We can use first-class fields to do things like write a generic function for displaying a record field:
let show_field field to_string record =
let name = Field.name field in
let field_string = to_string (Field.get field record) in
name ^ ": " ^ field_string;;
>val show_field :
> ('a, 'b, 'c) Field.t_with_perm -> ('c -> string) -> 'b -> string = <fun>
This takes three arguments: the Field.t
, a function for
converting the contents of the field in question to a string, and a
record from which the field can be grabbed.

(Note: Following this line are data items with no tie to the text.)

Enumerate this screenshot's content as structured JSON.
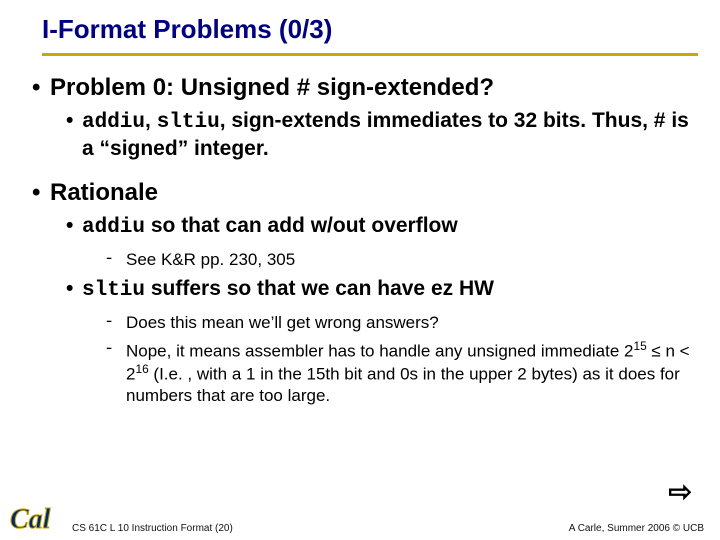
{
  "title": "I-Format Problems (0/3)",
  "bullets": {
    "problem0": "Problem 0: Unsigned # sign-extended?",
    "sub1_prefix": "addiu",
    "sub1_mid1": ", ",
    "sub1_code2": "sltiu",
    "sub1_mid2": ", ",
    "sub1_rest": "sign-extends immediates to 32 bits. Thus, # is a “signed” integer.",
    "rationale": "Rationale",
    "r1_code": "addiu",
    "r1_rest": " so that can add w/out overflow",
    "r1_sub": "See K&R pp. 230, 305",
    "r2_code": "sltiu",
    "r2_rest": " suffers so that we can have ez HW",
    "r2_sub1": "Does this mean we’ll get wrong answers?",
    "r2_sub2_a": "Nope, it means assembler has to handle any unsigned immediate 2",
    "r2_sub2_b": "15",
    "r2_sub2_c": " ≤ n < 2",
    "r2_sub2_d": "16",
    "r2_sub2_e": " (I.e. , with a 1 in the 15th bit and 0s in the upper 2 bytes) as it does for numbers that are too large."
  },
  "arrow": "⇨",
  "footer": {
    "left": "CS 61C L 10 Instruction Format (20)",
    "right": "A Carle, Summer 2006 © UCB"
  },
  "logo_alt": "Cal"
}
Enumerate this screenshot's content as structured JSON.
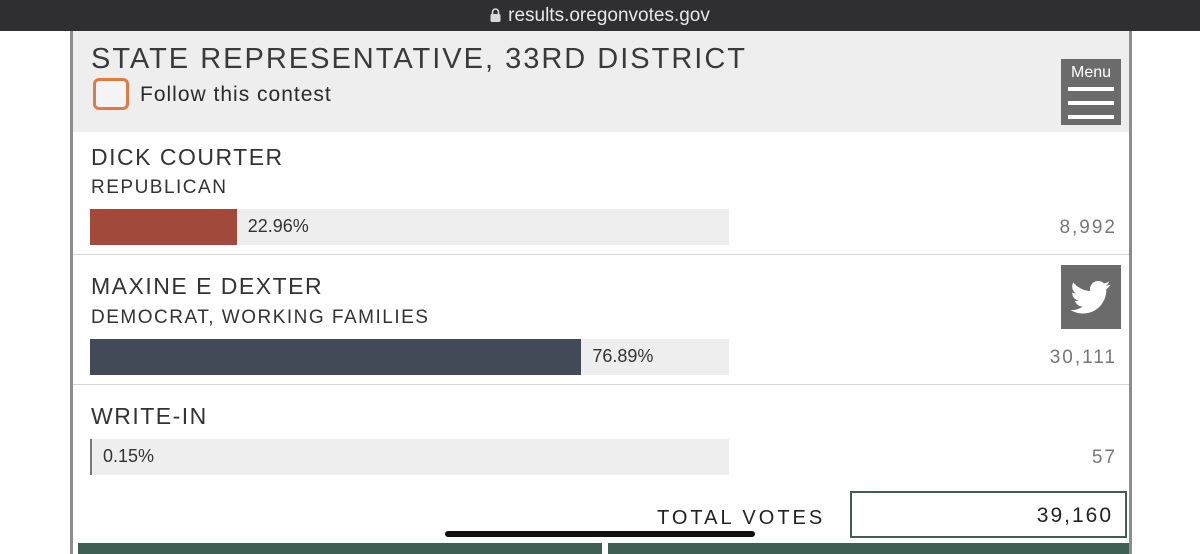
{
  "browser": {
    "url": "results.oregonvotes.gov"
  },
  "contest": {
    "title": "STATE REPRESENTATIVE, 33RD DISTRICT",
    "follow_label": "Follow this contest",
    "menu_label": "Menu"
  },
  "candidates": [
    {
      "name": "DICK COURTER",
      "party": "REPUBLICAN",
      "percent": 22.96,
      "percent_label": "22.96%",
      "votes": "8,992",
      "bar_color": "#a14a3b"
    },
    {
      "name": "MAXINE E DEXTER",
      "party": "DEMOCRAT, WORKING FAMILIES",
      "percent": 76.89,
      "percent_label": "76.89%",
      "votes": "30,111",
      "bar_color": "#434a57"
    },
    {
      "name": "WRITE-IN",
      "party": "",
      "percent": 0.15,
      "percent_label": "0.15%",
      "votes": "57",
      "bar_color": "#777777"
    }
  ],
  "totals": {
    "label": "TOTAL VOTES",
    "value": "39,160"
  },
  "colors": {
    "follow_checkbox": "#e07b44",
    "footer_green": "#3f5f54",
    "button_gray": "#6b6b6b"
  },
  "icons": [
    "lock-icon",
    "menu-icon",
    "twitter-icon"
  ]
}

Here’s an example of show_field
in action:
let logon = { Logon.
session_id = "26685";
time = Time_ns.of_string "2017-07-21 10:11:45 EST";
user = "yminsky";
credentials = "Xy2d9W"; };;
>val logon : Logon.t =
> {Logon.session_id = "26685"; time = 2017-07-21 15:11:45.000000000Z;
> user = "yminsky"; credentials = "Xy2d9W"}
show_field Logon.Fields.user Fn.id logon;;
>- : string = "user: yminsky"
show_field Logon.Fields.time Time_ns.to_string logon;;
>- : string = "time: 2017-07-21 15:11:45.000000000Z"
As a side note, the preceding example is our first use of the
Fn
module (short for “function”), which provides a
collection of useful primitives for dealing with functions.
Fn.id
is the identity function.
fieldslib
also provides higher-level operators, like
Fields.fold
and Fields.iter
, which let you
walk over the fields of a record. So, for example, in the case of
Logon.t
, the field iterator has the following type:
Logon.Fields.iter;;
>- : session_id:(([< `Read | `Set_and_create ], Logon.t, string)

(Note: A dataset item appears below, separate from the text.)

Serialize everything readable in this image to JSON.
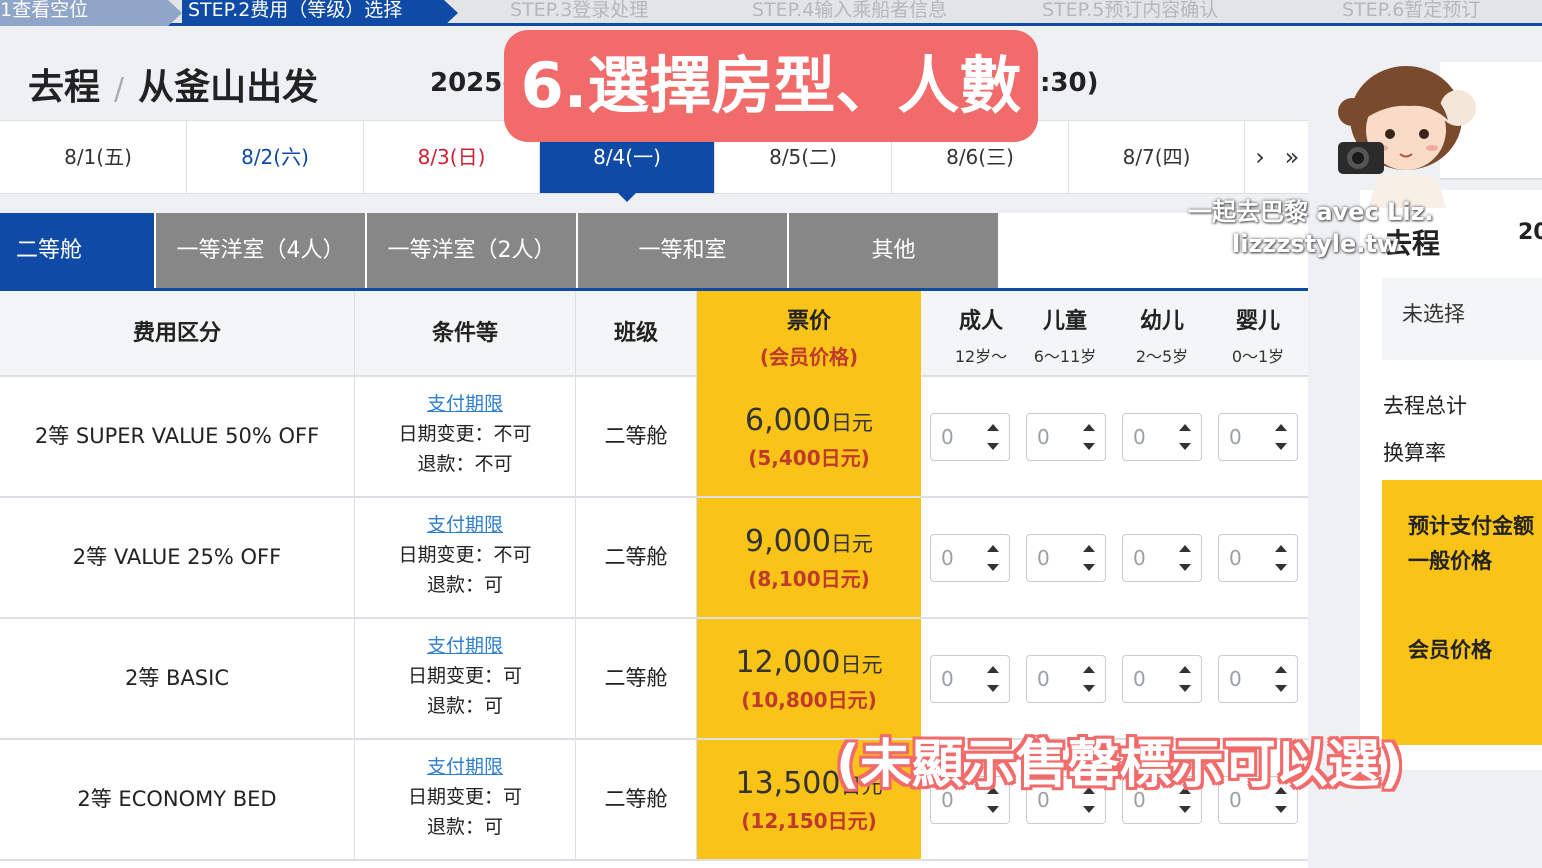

> Field.t_with_perm -> unit) ->
> time:(([< `Read | `Set_and_create ], Logon.t, Time_ns.t)
> Field.t_with_perm -> unit) ->
> user:(([< `Read | `Set_and_create ], Logon.t, string) Field.t_with_perm ->
> unit) ->
> credentials:(([< `Read | `Set_and_create ], Logon.t, string)

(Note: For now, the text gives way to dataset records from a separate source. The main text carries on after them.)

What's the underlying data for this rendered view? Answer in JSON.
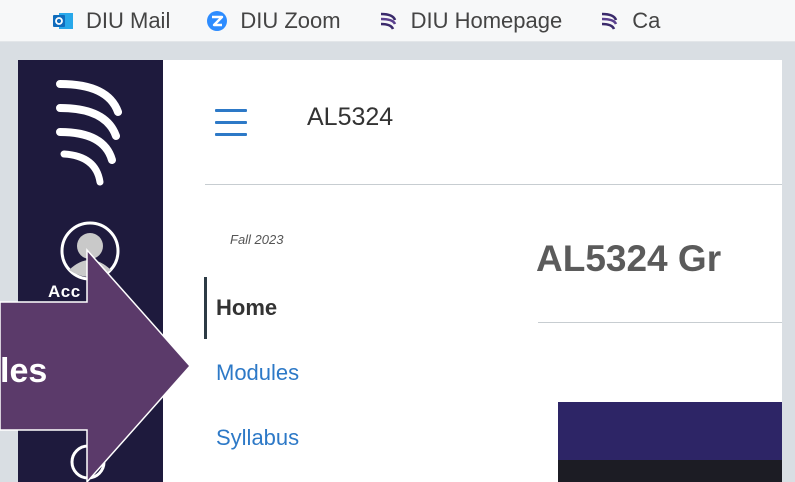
{
  "bookmarks": [
    {
      "label": "DIU Mail",
      "icon": "outlook-icon",
      "color": "#0f6cbd"
    },
    {
      "label": "DIU Zoom",
      "icon": "zoom-icon",
      "color": "#2d8cff"
    },
    {
      "label": "DIU Homepage",
      "icon": "diu-logo-icon",
      "color": "#3a2a6b"
    },
    {
      "label": "Ca",
      "icon": "diu-logo-icon",
      "color": "#3a2a6b"
    }
  ],
  "global_nav": {
    "account_label": "Acc",
    "background": "#1e1a3d"
  },
  "course_header": {
    "code": "AL5324"
  },
  "course_nav": {
    "term": "Fall 2023",
    "items": [
      {
        "label": "Home",
        "active": true
      },
      {
        "label": "Modules",
        "active": false
      },
      {
        "label": "Syllabus",
        "active": false
      }
    ]
  },
  "main": {
    "page_title": "AL5324 Gr"
  },
  "callout": {
    "label": "les",
    "color": "#5b3a6a"
  },
  "colors": {
    "link": "#2d79c7",
    "banner": "#2d2566"
  }
}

> Field.t_with_perm -> unit) ->
> unit
>= <fun>
This is a bit daunting to look at, largely because of the access
control markers, but the structure is actually pretty simple. Each
labeled argument is a function that takes a first-class field of the
necessary type as an argument. Note that iter
passes each
of these callbacks the Field.t
, not the contents of the
specific record field. The contents of the field, though, can be looked
up using the combination of the record and the Field.t
.
Now, let’s use Logon.Fields.iter
and
show_field
to print out all the fields of a
Logon
record:
let print_logon logon =
let print to_string field =
printf "%s\n" (show_field field to_string logon)
in
Logon.Fields.iter
~session_id:(print Fn.id)
~time:(print Time_ns.to_string)
~user:(print Fn.id)
~credentials:(print Fn.id);;
>val print_logon : Logon.t -> unit = <fun>
print_logon logon;;
>session_id: 26685
>time: 2017-07-21 15:11:45.000000000Z
>user: yminsky
>credentials: Xy2d9W
>- : unit = ()
One nice side effect of this approach is that it helps you adapt your
code when the fields of a record change. If you were to add a field to
Logon.t
, the type of Logon.Fields.iter
would
change along with it, acquiring a new argument. Any code using
Logon.Fields.iter
won’t compile until it’s fixed to take
this new argument into account.
Field iterators are useful for a variety of record-related tasks, from building record-validation functions to scaffolding the definition of a web form from a record type. Such applications can benefit from the guarantee that all fields of the record type in question have been considered.